I’m biased. Don’t get me started on walking. It takes forever to do (at least seven years, if you want to walk across the world) but nothing will get past you. You will be present for every experience along the way, whether you like it or not.
The speed you travel determines how big the world feels – and everyone wants a different-sized world. If you love flying, you’ll be intoxicated by how accessible everything feels, how many adventures are a few boarding passes away, and maybe how stunning our planet looks when you’re up high. If you want a world that size, anything slower will frustrate you. Can we please get a move on?
Lots of other people, myself included, feel in our bones that flying is moving too fast. It makes the world too small. In a weird way I can’t articulate terribly well, it feels like cheating.
Hopefully I’ll never be enough of an ass to claim it is cheating, because that’s absurd and pompous, because this is just how I feel, and how I choose to behave. What works for me is clearly a bad fit for other people, especially anyone who loves flying. But…this is my definition of big. If I’m not flying, the world feels big enough. If I am, it doesn’t. (Yet. Maybe I just haven’t flown far enough.)

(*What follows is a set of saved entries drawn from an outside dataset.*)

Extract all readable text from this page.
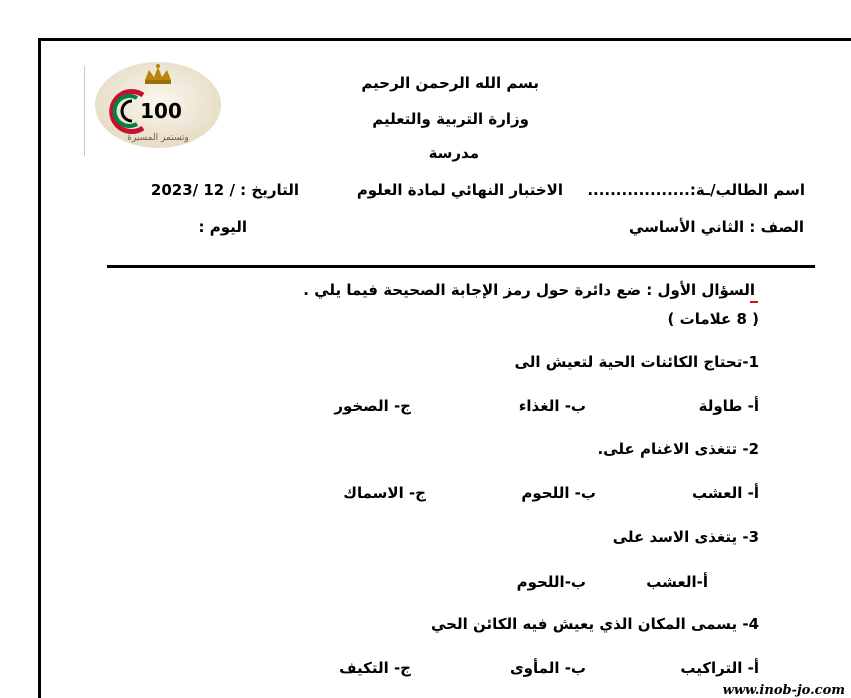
100
وتستمر المسيرة
بسم الله الرحمن الرحيم
وزارة التربية والتعليم
مدرسة
اسم الطالب/ـة:..................
الاختبار النهائي لمادة العلوم
التاريخ : / 12 /2023
الصف : الثاني الأساسي
اليوم :
السؤال الأول : ضع دائرة حول رمز الإجابة الصحيحة فيما يلي .
( 8 علامات )
1-تحتاج الكائنات الحية لتعيش الى
أ- طاولة
ب- الغذاء
ج- الصخور
2- تتغذى الاغنام على.
أ- العشب
ب- اللحوم
ج- الاسماك
3- يتغذى الاسد على
أ-العشب
ب-اللحوم
4- يسمى المكان الذي يعيش فيه الكائن الحي
أ- التراكيب
ب- المأوى
ج- التكيف
www.inob-jo.com
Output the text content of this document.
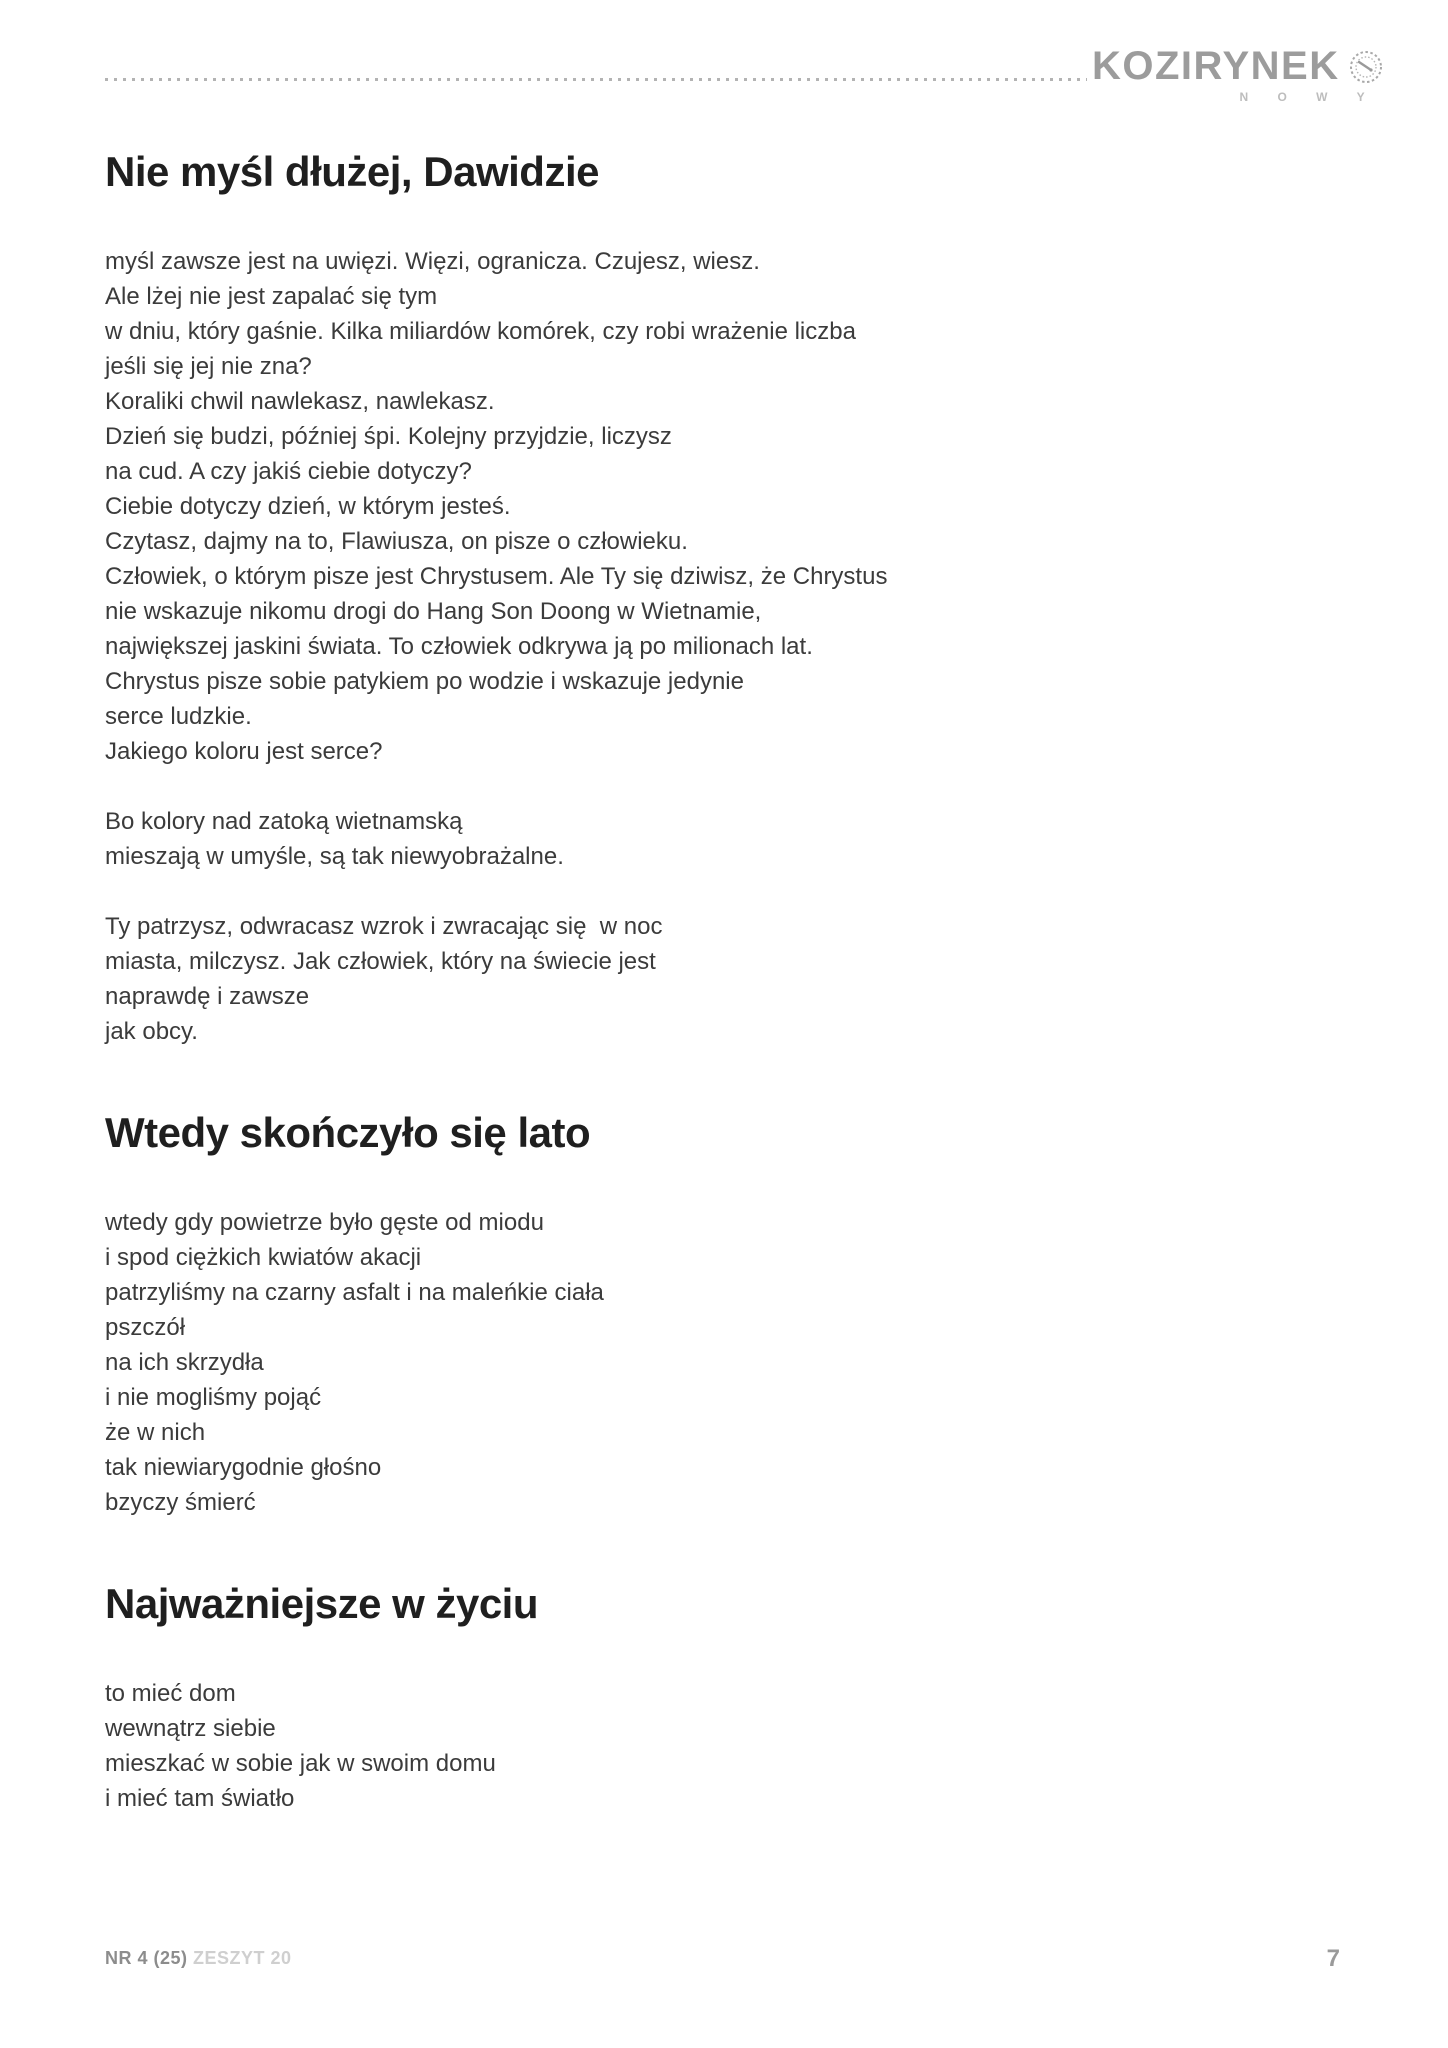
KOZIRYNEK
N O W Y
Nie myśl dłużej, Dawidzie
myśl zawsze jest na uwięzi. Więzi, ogranicza. Czujesz, wiesz.
Ale lżej nie jest zapalać się tym
w dniu, który gaśnie. Kilka miliardów komórek, czy robi wrażenie liczba
jeśli się jej nie zna?
Koraliki chwil nawlekasz, nawlekasz.
Dzień się budzi, później śpi. Kolejny przyjdzie, liczysz
na cud. A czy jakiś ciebie dotyczy?
Ciebie dotyczy dzień, w którym jesteś.
Czytasz, dajmy na to, Flawiusza, on pisze o człowieku.
Człowiek, o którym pisze jest Chrystusem. Ale Ty się dziwisz, że Chrystus
nie wskazuje nikomu drogi do Hang Son Doong w Wietnamie,
największej jaskini świata. To człowiek odkrywa ją po milionach lat.
Chrystus pisze sobie patykiem po wodzie i wskazuje jedynie
serce ludzkie.
Jakiego koloru jest serce?
Bo kolory nad zatoką wietnamską
mieszają w umyśle, są tak niewyobrażalne.
Ty patrzysz, odwracasz wzrok i zwracając się  w noc
miasta, milczysz. Jak człowiek, który na świecie jest
naprawdę i zawsze
jak obcy.
Wtedy skończyło się lato
wtedy gdy powietrze było gęste od miodu
i spod ciężkich kwiatów akacji
patrzyliśmy na czarny asfalt i na maleńkie ciała
pszczół
na ich skrzydła
i nie mogliśmy pojąć
że w nich
tak niewiarygodnie głośno
bzyczy śmierć
Najważniejsze w życiu
to mieć dom
wewnątrz siebie
mieszkać w sobie jak w swoim domu
i mieć tam światło
NR 4 (25) ZESZYT 20	7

There’s an interesting analogy from modern videogaming. The open-world roleplaying epics from Bethesda (Fallout and Elder Scrolls) allow players to jump between game locations using something called Fast Travel – and plenty of gamers think this hobbles their enjoyment of the game. Others think it allows them to skip the tedious bits. (A few players prefer the version of fast travel featured in the game Morrowind, where only a limited number of fixed routes are available, and they cost you money to use – just like real life.)

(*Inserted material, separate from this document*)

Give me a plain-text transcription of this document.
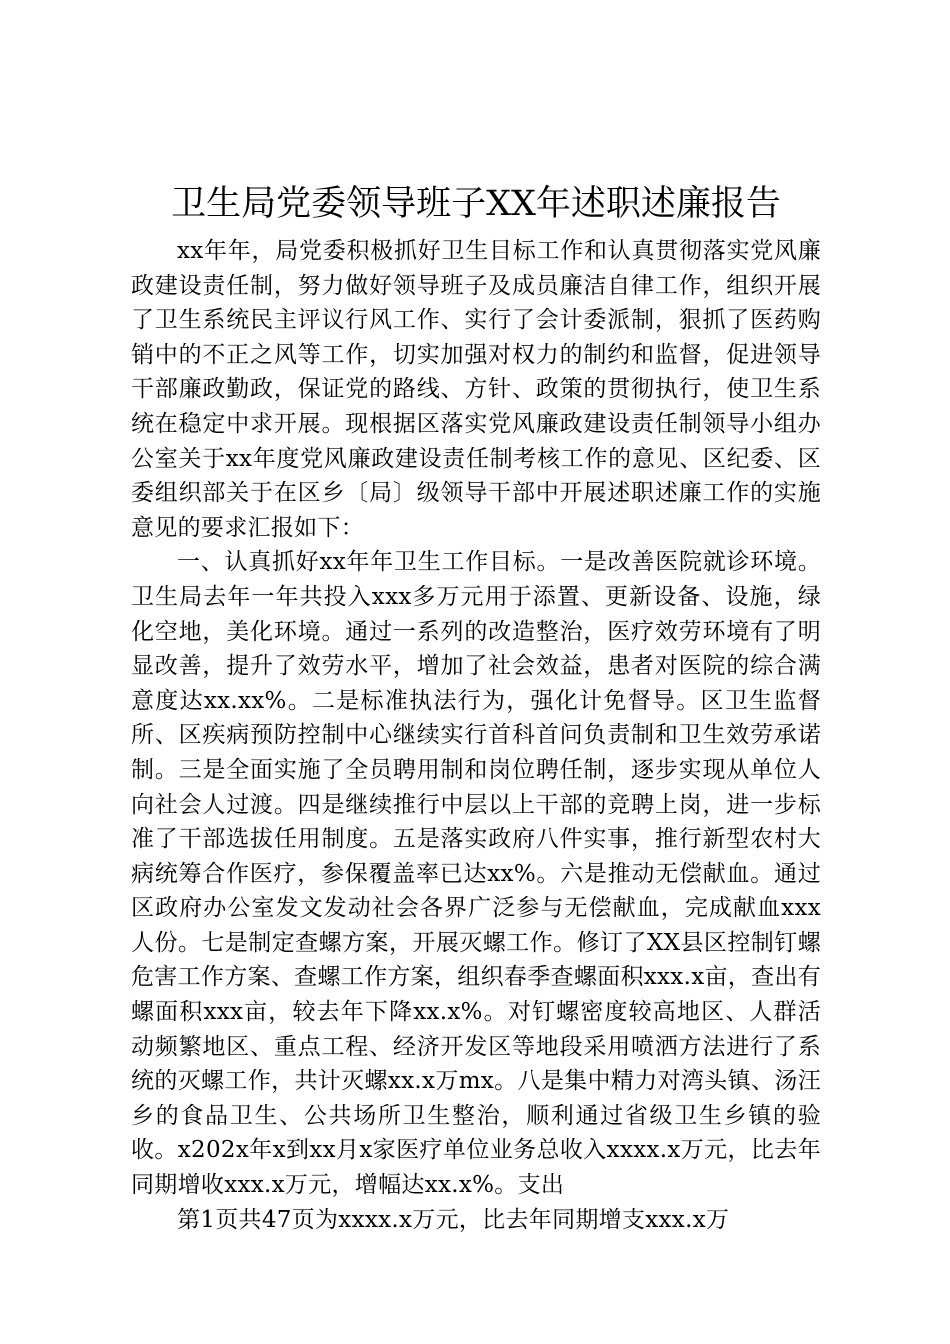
卫生局党委领导班子XX年述职述廉报告

xx年年，局党委积极抓好卫生目标工作和认真贯彻落实党风廉政建设责任制，努力做好领导班子及成员廉洁自律工作，组织开展了卫生系统民主评议行风工作、实行了会计委派制，狠抓了医药购销中的不正之风等工作，切实加强对权力的制约和监督，促进领导干部廉政勤政，保证党的路线、方针、政策的贯彻执行，使卫生系统在稳定中求开展。现根据区落实党风廉政建设责任制领导小组办公室关于xx年度党风廉政建设责任制考核工作的意见、区纪委、区委组织部关于在区乡〔局〕级领导干部中开展述职述廉工作的实施意见的要求汇报如下：

一、认真抓好xx年年卫生工作目标。一是改善医院就诊环境。卫生局去年一年共投入xxx多万元用于添置、更新设备、设施，绿化空地，美化环境。通过一系列的改造整治，医疗效劳环境有了明显改善，提升了效劳水平，增加了社会效益，患者对医院的综合满意度达xx.xx%。二是标准执法行为，强化计免督导。区卫生监督所、区疾病预防控制中心继续实行首科首问负责制和卫生效劳承诺制。三是全面实施了全员聘用制和岗位聘任制，逐步实现从单位人向社会人过渡。四是继续推行中层以上干部的竞聘上岗，进一步标准了干部选拔任用制度。五是落实政府八件实事，推行新型农村大病统筹合作医疗，参保覆盖率已达xx%。六是推动无偿献血。通过区政府办公室发文发动社会各界广泛参与无偿献血，完成献血xxx人份。七是制定查螺方案，开展灭螺工作。修订了XX县区控制钉螺危害工作方案、查螺工作方案，组织春季查螺面积xxx.x亩，查出有螺面积xxx亩，较去年下降xx.x%。对钉螺密度较高地区、人群活动频繁地区、重点工程、经济开发区等地段采用喷洒方法进行了系统的灭螺工作，共计灭螺xx.x万mx。八是集中精力对湾头镇、汤汪乡的食品卫生、公共场所卫生整治，顺利通过省级卫生乡镇的验收。x202x年x到xx月x家医疗单位业务总收入xxxx.x万元，比去年同期增收xxx.x万元，增幅达xx.x%。支出

第1页共47页为xxxx.x万元，比去年同期增支xxx.x万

There’s no agreement with these games because everyone wants a different world experience. Their sense of bigness is irreconcilably different.
My favourite game, below, which I’ve written about before, dodges the fast travel question entirely. You walk, or you die.
(Or you walk, then you die. That’s much more common.)
On Friday morning, Spain will feel a little smaller. My girlfriend and I will be getting on a train at 6am, and we’ll be roaring down to the south coast, to the former sleepy fishing town of Conil where we’ll be based for the month. Spain will shrink visibly, and I’m a little sad about that. It’ll require some adjustment, via a few long walks that go nowhere, until Spain is big enough to intimidate and appal me again.
But here’s the thing: I can do that. I don’t have to accept the modern world of travel feels too small. I can adjust. That’s the amazing power modern travellers have, if they can successfully juggle their time and their budget to fit. Maybe technology has shrunk the world, but we can either embrace or avoid that technology, calibrating our rate of movement through land, sea and sky against what feels right, however tricky it is to explore that feeling. I reckon it might take me a while. Maybe the rest of my life.
But for now, I’ll catch the train and see how it feels.